In truth, during this brief but satisfying evening on the neighborhood stoop in Brooklyn, some audience members may have learned the exact cause of Ryan's death. I may have missed the explanation, as I sure missed a number of the lines that passed in rapid understatement through the intelligent-but not always intelligible-performance. This may be the single troublesome fallout from Quinn's antitheatrical aesthetic, or it may be the result of too much television acting. Sometimes Quinn, whose impersonations change with an admirable lack of artifice and vanity, seems to be daring us to listen haarder to his subtle, fast-talking characters. Other times, unfortunately, he seems to be merely waiting for his close-up.
The play, co-written by his comedy-club friend Lou DiMaggio and directed by Bobby Moresco, goes careening and zooming around the local color of its Irish Catholic Brooklyn cultures so confidently that we occasionally feel like visitors eavesdropping in another country. The experience is far more often exihilarating than alienating, however, and Quinn craftily uses the seven sacraments of Catholicism-baptism, confirmation, confession, etc.-as an organizing structure that reminds us where we are going and where we've been.
Quinn wears big brown pants and a green V-neck sweater, a generic shlumpy costume that changes radically with the graceful addition of a jacket or the lifting of a garden hose. His people are far from the caricatures of cuddly loquacious Irishmen, though the monologues often toy dangerously with the line that separates cliche from character.

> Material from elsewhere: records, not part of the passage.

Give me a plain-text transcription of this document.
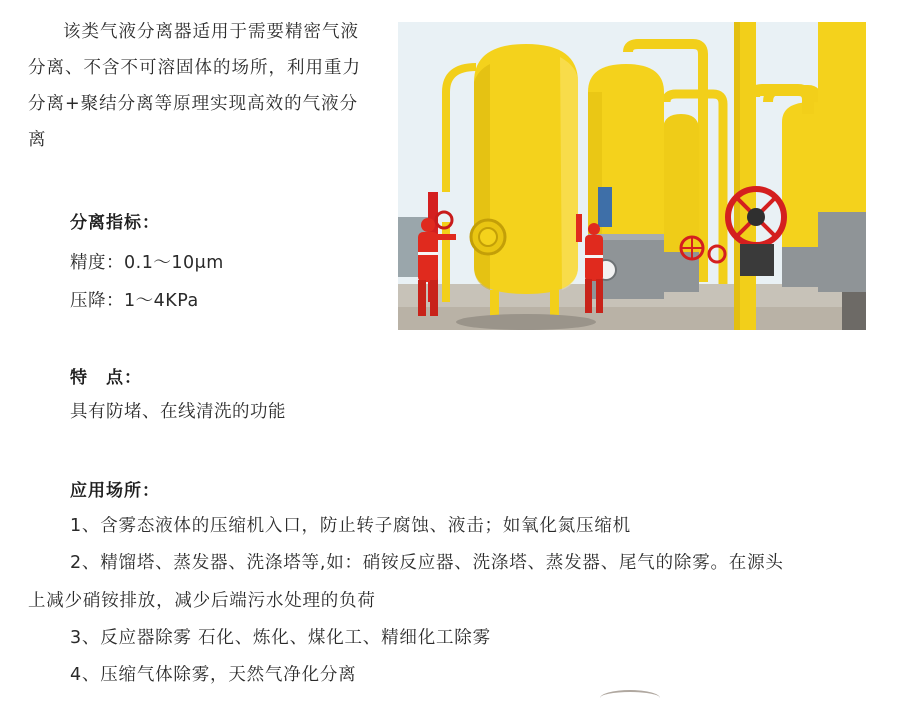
该类气液分离器适用于需要精密气液分离、不含不可溶固体的场所，利用重力分离+聚结分离等原理实现高效的气液分离
分离指标：
精度：0.1～10μm
压降：1～4KPa
特　点：
具有防堵、在线清洗的功能
应用场所：
1、含雾态液体的压缩机入口，防止转子腐蚀、液击；如氧化氮压缩机
2、精馏塔、蒸发器、洗涤塔等,如：硝铵反应器、洗涤塔、蒸发器、尾气的除雾。在源头
上减少硝铵排放，减少后端污水处理的负荷
3、反应器除雾 石化、炼化、煤化工、精细化工除雾
4、压缩气体除雾，天然气净化分离
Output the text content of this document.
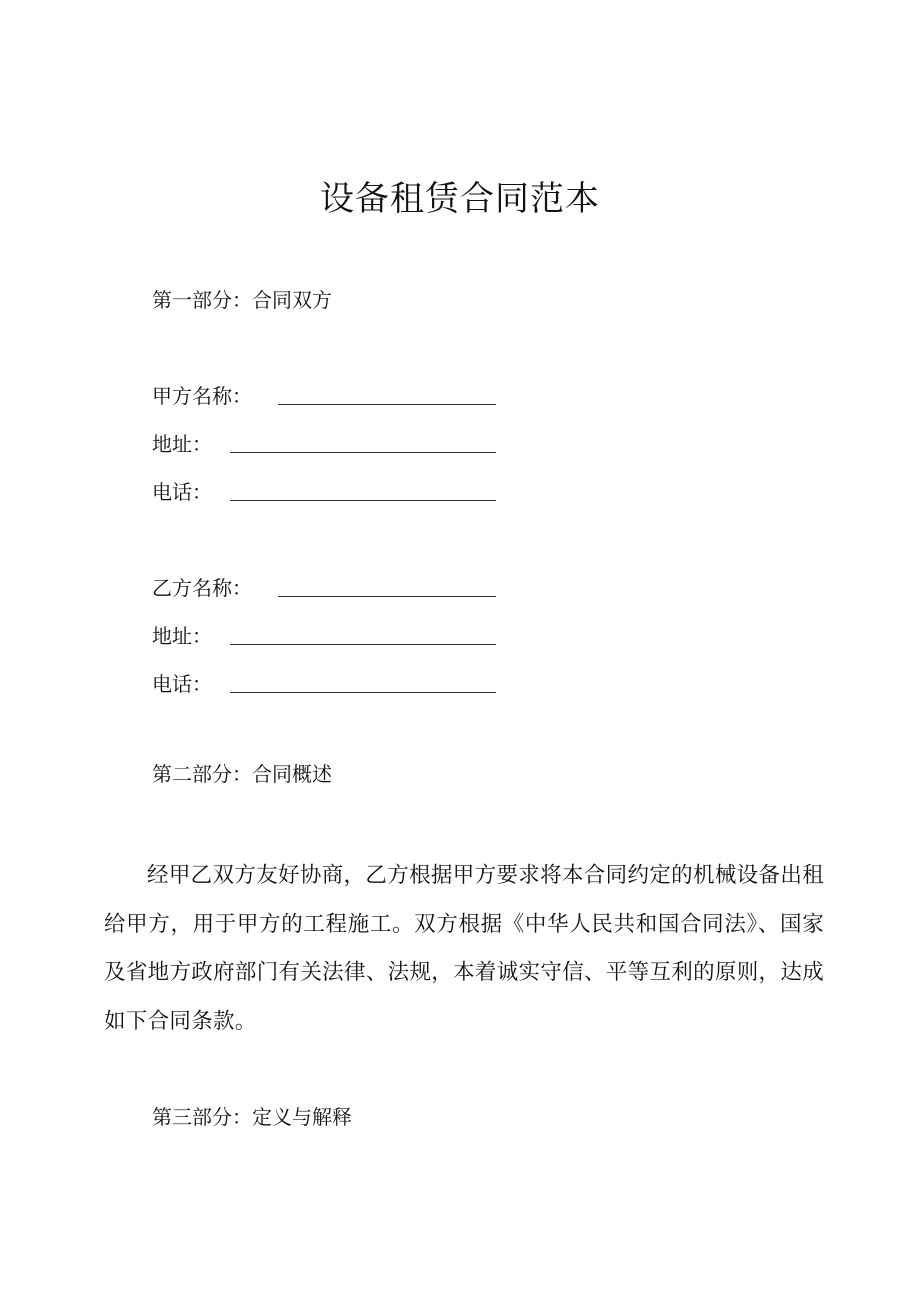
设备租赁合同范本
第一部分：合同双方
甲方名称：
地址：
电话：
乙方名称：
地址：
电话：
第二部分：合同概述

经甲乙双方友好协商，乙方根据甲方要求将本合同约定的机械设备出租给甲方，用于甲方的工程施工。双方根据《中华人民共和国合同法》、国家及省地方政府部门有关法律、法规，本着诚实守信、平等互利的原则，达成如下合同条款。

第三部分：定义与解释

There are laughs, sure. not to mentin caroon-brutal fathers and jokes about drinking. But there's also a darkness in these people that Quinn keeps far from the usual mawkishness-as well as a sympathy for men who were chased away for "having feelings' and came back talking sports.
There is J.T., the stoned buddy who cherishes the night a woman said she loved him and tries in vain to remember what drugs he took before she said it. There's Eddie, "the first liberal in the history of the block," who actually finds new symbolism in the death of JFK. There is Jimmy, who knows the exact hourly wage of every garbageman, and festers over every penny. And there is just one woman, a scarily dear martyr named Margaret, who recalls: "We didn't go after what we wanted. That was selfish. We went after what was left."
For all the depth and polish, this is also the sort of lovingly handmade project in which everyone credited in the program thanks everyone they ever knew. The attitude is simple. The work is defiantly not.